Да, восстановились разрушенные войной и стали лучше, чем были до нее, города. Жизнь стала совсем иной, и я уже ощущаю себя в ней крохотным осколком Истории.
Люди нашего поколения — еще далеко не старики — видели и знали такое, о чем молодежь слушает недоумевая: неужели в наш двадцатый век не было мощных электростанций и почти во всех деревнях России висели в избах керосиновые лампы? И не был расщеплен атом? И не было космических полетов? И телевидения? И магнитофонов? И реактивных самолетов? И пересадок сердца?..
Да, не было. А всякие грузы в городе возили на лошадях. И рабочие таскали кирпичи на леса строек на спинах.
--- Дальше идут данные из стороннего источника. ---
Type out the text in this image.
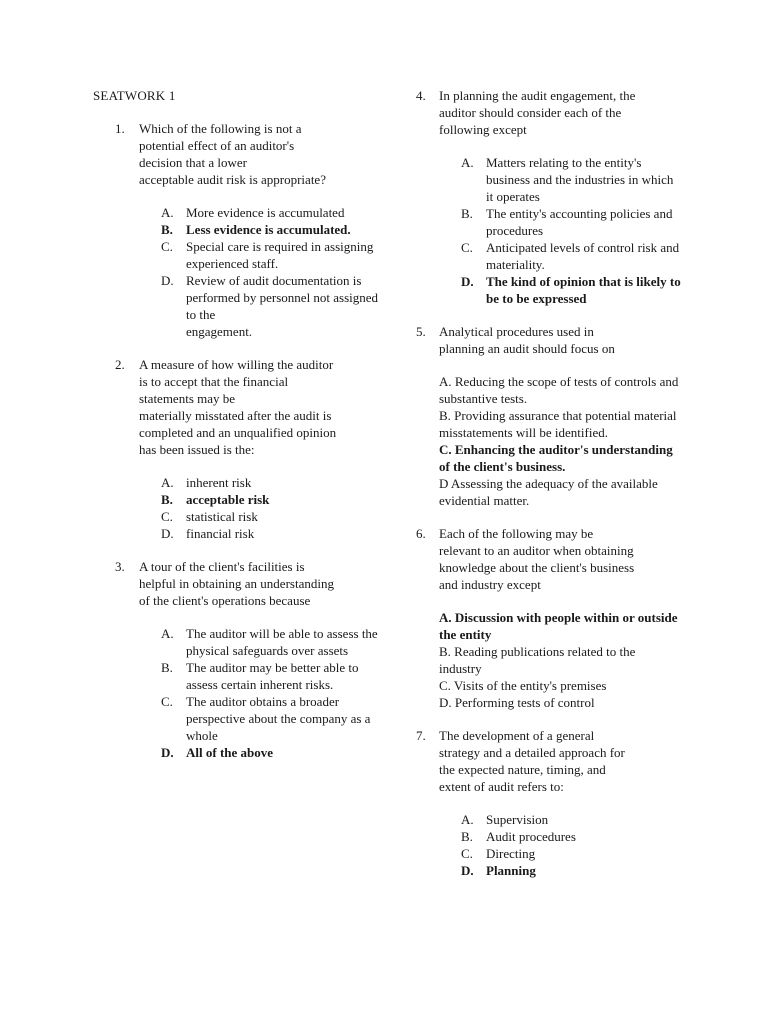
SEATWORK 1
1. Which of the following is not a
potential effect of an auditor's
decision that a lower
acceptable audit risk is appropriate?
A. More evidence is accumulated
B. Less evidence is accumulated.
C. Special care is required in assigning experienced staff.
D. Review of audit documentation is performed by personnel not assigned to the
engagement.
2. A measure of how willing the auditor
is to accept that the financial
statements may be
materially misstated after the audit is
completed and an unqualified opinion
has been issued is the:
A. inherent risk
B. acceptable risk
C. statistical risk
D. financial risk
3. A tour of the client's facilities is
helpful in obtaining an understanding
of the client's operations because
A. The auditor will be able to assess the physical safeguards over assets
B. The auditor may be better able to assess certain inherent risks.
C. The auditor obtains a broader perspective about the company as a whole
D. All of the above
4. In planning the audit engagement, the
auditor should consider each of the
following except
A. Matters relating to the entity's business and the industries in which it operates
B. The entity's accounting policies and procedures
C. Anticipated levels of control risk and materiality.
D. The kind of opinion that is likely to be to be expressed
5. Analytical procedures used in
planning an audit should focus on
A. Reducing the scope of tests of controls and substantive tests.
B. Providing assurance that potential material misstatements will be identified.
C. Enhancing the auditor's understanding of the client's business.
D Assessing the adequacy of the available evidential matter.
6. Each of the following may be
relevant to an auditor when obtaining
knowledge about the client's business
and industry except
A. Discussion with people within or outside the entity
B. Reading publications related to the industry
C. Visits of the entity's premises
D. Performing tests of control
7. The development of a general
strategy and a detailed approach for
the expected nature, timing, and
extent of audit refers to:
A. Supervision
B. Audit procedures
C. Directing
D. Planning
И большинство парней и девчат даже в праздники щеголяли в тапочках, а вместо блузок носили майки с рукавчиками.
Помню, в городе всего несколько семей имели патефон. Его заводили, поставив на подоконник, чтобы каждый слышал и знал: в этой квартире есть патефон!
Потом, уже после войны, патефоны появились во многих домах, и тех, кто пытались удивить соседей и прохожих его музыкой, стали называть мещанами. Современный мещанин всюду носит с собой транзистор, включенный на полную мощность. Но и транзистором теперь никого не удивишь.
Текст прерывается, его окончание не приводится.